In Louisiana, the collateral source rule mandates that a tort plaintiff be awarded the full value of his medical expenses against the tortfeasor, including any amounts written off by the provider, when that plaintiff paid some “consideration” (money) for the benefit of the written-off amount. In other words, even though a person may have health insurance and, therefore, received the benefit of discounted medical charges, the collateral source payment is not credited to the tortfeasor, and the tortfeasor has to pay the full amount charged for the services.
However, in Rabun v. St. Francis Med. Ctr., Inc., 50,849 (La. App. 2 Cir. 8/10/16), 206 So.3d 323, a hospital was attempting to recover on its medical lien against the patient for the full amount of medical services charged (without accounting for the patient’s health insurance discount). The Second Circuit capped the patient’s medical expenses incurred at the negotiated rates between the hospital and the patient’s health insurer. The Second Circuit found that the contracted rate is deemed the amount “incurred” by the patient. Rabun did not deal directly with a tort plaintiff against a tortfeasor, and was limited to the hospital’s lien on the patient’s tort recovery. La. R.S. 9:4752. Regardless, the court left lawyers with language to make a strong argument that a tortfeasor can only be held liable to an insured plaintiff for the contracted rate – the amount actually incurred.
Hoffman v. Travelers Indem. Co. of America, 13-1575 (La. 5/7/14), 144 So.3d 993 is another example. There, an automobile insured sought to recover the entire amount charged for medical services following an accident, pursuant to the medical pay provision of her auto policy that allowed her to claim all reasonable expenses for necessary medical services incurred. The provider was paid less than list rates pursuant to an agreement between the provider and the insured’s health insurer. The Louisiana Supreme Court held that, as a matter of first impression, the insured did not incur the full list cost of the medical services. The court found that because the plaintiff’s health insurer had contractually pre-negotiated rates with the provider, the plaintiff was only legally obligated to pay the discounted amount. Since she had no liability for any amount over that discounted amount she did not “incur” the full list rates and, therefore, she could only claim the discounted amount from her auto insurer.
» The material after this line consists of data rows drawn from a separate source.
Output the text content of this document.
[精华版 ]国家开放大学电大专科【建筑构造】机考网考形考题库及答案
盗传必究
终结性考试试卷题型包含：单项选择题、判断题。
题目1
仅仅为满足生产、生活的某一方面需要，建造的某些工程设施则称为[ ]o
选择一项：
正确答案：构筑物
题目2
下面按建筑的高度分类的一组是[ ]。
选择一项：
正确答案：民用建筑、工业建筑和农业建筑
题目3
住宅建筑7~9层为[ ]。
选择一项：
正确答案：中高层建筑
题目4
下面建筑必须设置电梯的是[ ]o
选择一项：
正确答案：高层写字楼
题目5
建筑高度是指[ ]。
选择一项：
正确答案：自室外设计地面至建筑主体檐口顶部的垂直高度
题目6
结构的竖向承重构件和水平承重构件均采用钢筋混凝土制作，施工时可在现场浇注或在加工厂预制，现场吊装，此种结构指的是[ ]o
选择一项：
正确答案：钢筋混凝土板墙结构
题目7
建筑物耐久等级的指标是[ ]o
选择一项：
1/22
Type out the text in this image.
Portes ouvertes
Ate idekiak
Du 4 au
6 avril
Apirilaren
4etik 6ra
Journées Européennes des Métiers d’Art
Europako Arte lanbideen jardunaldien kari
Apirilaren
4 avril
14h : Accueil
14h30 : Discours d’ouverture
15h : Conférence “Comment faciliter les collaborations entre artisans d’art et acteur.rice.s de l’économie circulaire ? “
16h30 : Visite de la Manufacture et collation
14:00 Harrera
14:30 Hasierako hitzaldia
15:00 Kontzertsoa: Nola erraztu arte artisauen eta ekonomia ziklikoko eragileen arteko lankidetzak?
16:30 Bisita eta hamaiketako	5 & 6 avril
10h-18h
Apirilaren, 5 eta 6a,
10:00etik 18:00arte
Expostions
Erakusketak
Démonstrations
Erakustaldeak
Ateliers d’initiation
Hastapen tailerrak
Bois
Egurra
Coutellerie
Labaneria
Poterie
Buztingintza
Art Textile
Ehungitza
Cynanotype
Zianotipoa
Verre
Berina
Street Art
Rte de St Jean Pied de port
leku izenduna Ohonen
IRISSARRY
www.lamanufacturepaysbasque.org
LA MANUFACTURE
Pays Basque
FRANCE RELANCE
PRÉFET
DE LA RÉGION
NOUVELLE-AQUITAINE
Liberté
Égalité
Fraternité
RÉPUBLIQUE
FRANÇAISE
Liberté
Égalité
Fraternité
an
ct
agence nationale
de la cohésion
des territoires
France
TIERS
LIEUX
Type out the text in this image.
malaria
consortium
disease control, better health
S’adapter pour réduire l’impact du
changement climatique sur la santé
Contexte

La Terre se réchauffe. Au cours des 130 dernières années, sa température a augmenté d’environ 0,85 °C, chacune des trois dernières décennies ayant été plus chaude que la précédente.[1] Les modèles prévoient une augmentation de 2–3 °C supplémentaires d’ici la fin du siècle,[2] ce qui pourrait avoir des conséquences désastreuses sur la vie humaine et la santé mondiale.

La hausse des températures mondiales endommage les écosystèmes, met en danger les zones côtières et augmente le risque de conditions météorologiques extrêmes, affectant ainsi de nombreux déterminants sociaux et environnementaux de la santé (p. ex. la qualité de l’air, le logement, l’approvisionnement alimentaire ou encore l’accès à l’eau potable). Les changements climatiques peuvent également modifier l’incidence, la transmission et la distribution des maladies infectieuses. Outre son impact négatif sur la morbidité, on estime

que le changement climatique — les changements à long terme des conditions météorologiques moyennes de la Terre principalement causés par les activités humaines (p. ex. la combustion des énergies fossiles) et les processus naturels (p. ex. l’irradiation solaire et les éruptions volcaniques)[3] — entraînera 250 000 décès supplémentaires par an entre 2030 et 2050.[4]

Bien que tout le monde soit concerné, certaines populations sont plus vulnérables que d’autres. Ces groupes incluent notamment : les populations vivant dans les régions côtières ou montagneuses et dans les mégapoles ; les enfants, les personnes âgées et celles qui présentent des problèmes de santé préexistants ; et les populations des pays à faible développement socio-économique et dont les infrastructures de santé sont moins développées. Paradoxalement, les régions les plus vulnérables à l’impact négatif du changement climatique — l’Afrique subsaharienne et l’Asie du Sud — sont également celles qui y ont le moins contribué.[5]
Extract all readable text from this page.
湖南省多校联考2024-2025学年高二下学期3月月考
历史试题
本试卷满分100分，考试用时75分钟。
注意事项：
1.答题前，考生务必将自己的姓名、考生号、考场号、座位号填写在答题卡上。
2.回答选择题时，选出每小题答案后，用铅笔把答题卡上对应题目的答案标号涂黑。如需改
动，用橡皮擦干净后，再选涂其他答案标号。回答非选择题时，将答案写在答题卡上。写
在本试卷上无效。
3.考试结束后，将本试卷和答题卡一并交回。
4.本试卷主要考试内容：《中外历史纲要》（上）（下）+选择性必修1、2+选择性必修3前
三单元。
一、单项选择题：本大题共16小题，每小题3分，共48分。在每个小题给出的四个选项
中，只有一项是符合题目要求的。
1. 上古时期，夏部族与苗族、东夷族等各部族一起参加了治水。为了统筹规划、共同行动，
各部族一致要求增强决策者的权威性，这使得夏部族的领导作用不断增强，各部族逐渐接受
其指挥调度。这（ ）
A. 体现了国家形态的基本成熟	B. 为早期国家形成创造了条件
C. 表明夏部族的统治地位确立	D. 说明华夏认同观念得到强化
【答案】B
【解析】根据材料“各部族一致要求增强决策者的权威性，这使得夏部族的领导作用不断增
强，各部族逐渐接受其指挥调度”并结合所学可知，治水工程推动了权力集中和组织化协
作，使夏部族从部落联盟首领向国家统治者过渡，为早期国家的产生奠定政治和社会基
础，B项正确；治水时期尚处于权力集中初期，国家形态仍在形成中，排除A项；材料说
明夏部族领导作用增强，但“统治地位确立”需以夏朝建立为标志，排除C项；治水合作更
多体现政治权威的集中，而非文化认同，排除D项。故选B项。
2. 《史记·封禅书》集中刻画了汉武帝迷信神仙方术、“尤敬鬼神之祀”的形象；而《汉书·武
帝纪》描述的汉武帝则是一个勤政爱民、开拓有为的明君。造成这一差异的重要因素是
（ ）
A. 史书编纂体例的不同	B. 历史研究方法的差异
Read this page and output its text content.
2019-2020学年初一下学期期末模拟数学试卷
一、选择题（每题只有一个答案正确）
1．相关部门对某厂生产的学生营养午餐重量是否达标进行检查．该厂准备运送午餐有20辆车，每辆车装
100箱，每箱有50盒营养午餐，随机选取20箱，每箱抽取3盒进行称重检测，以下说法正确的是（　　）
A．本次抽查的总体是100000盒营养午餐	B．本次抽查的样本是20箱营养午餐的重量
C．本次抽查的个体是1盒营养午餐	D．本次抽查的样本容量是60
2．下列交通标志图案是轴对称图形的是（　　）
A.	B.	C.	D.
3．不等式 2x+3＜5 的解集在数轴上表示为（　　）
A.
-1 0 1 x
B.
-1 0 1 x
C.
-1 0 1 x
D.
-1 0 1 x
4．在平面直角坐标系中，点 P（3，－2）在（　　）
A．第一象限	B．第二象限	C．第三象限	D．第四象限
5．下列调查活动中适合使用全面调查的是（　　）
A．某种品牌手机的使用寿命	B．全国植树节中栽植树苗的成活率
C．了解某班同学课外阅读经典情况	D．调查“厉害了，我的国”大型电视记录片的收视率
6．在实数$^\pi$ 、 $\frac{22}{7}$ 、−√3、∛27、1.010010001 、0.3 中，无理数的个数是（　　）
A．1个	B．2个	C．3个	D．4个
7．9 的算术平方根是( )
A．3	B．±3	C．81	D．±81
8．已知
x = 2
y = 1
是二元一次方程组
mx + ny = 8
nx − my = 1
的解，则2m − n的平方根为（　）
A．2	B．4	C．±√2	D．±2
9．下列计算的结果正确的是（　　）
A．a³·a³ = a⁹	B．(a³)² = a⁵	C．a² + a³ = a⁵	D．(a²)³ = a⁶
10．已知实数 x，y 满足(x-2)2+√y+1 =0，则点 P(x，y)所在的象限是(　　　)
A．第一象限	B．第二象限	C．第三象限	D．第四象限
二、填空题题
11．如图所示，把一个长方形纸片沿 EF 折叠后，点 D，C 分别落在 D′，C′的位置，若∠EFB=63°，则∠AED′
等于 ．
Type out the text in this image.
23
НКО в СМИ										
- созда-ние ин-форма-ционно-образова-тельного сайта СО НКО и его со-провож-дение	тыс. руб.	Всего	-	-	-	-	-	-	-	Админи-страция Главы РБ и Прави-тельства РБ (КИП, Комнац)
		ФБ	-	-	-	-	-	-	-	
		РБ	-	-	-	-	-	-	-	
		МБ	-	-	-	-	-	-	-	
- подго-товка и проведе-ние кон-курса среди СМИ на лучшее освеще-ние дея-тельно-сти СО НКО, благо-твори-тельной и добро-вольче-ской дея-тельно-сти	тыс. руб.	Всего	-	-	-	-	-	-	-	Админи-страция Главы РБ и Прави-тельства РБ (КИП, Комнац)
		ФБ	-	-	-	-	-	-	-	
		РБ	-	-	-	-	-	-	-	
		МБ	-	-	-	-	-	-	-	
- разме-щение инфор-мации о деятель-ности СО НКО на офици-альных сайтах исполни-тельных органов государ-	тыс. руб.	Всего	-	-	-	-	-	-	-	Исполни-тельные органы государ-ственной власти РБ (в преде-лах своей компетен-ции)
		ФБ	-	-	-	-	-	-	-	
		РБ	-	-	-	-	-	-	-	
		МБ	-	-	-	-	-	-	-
Rabun and Hoffman show that Louisiana courts are taking a close look at quantifying medical expenses, and there is an argument to be made that a tort plaintiff’s recovery for medical expenses (past and future) is limited to the insurance negotiated rates for insured plaintiffs because that is the actual amount incurred by the plaintiff. Louisiana courts are catching up to the reality of managed care costs in this country as it relates to recovery of medical expenses.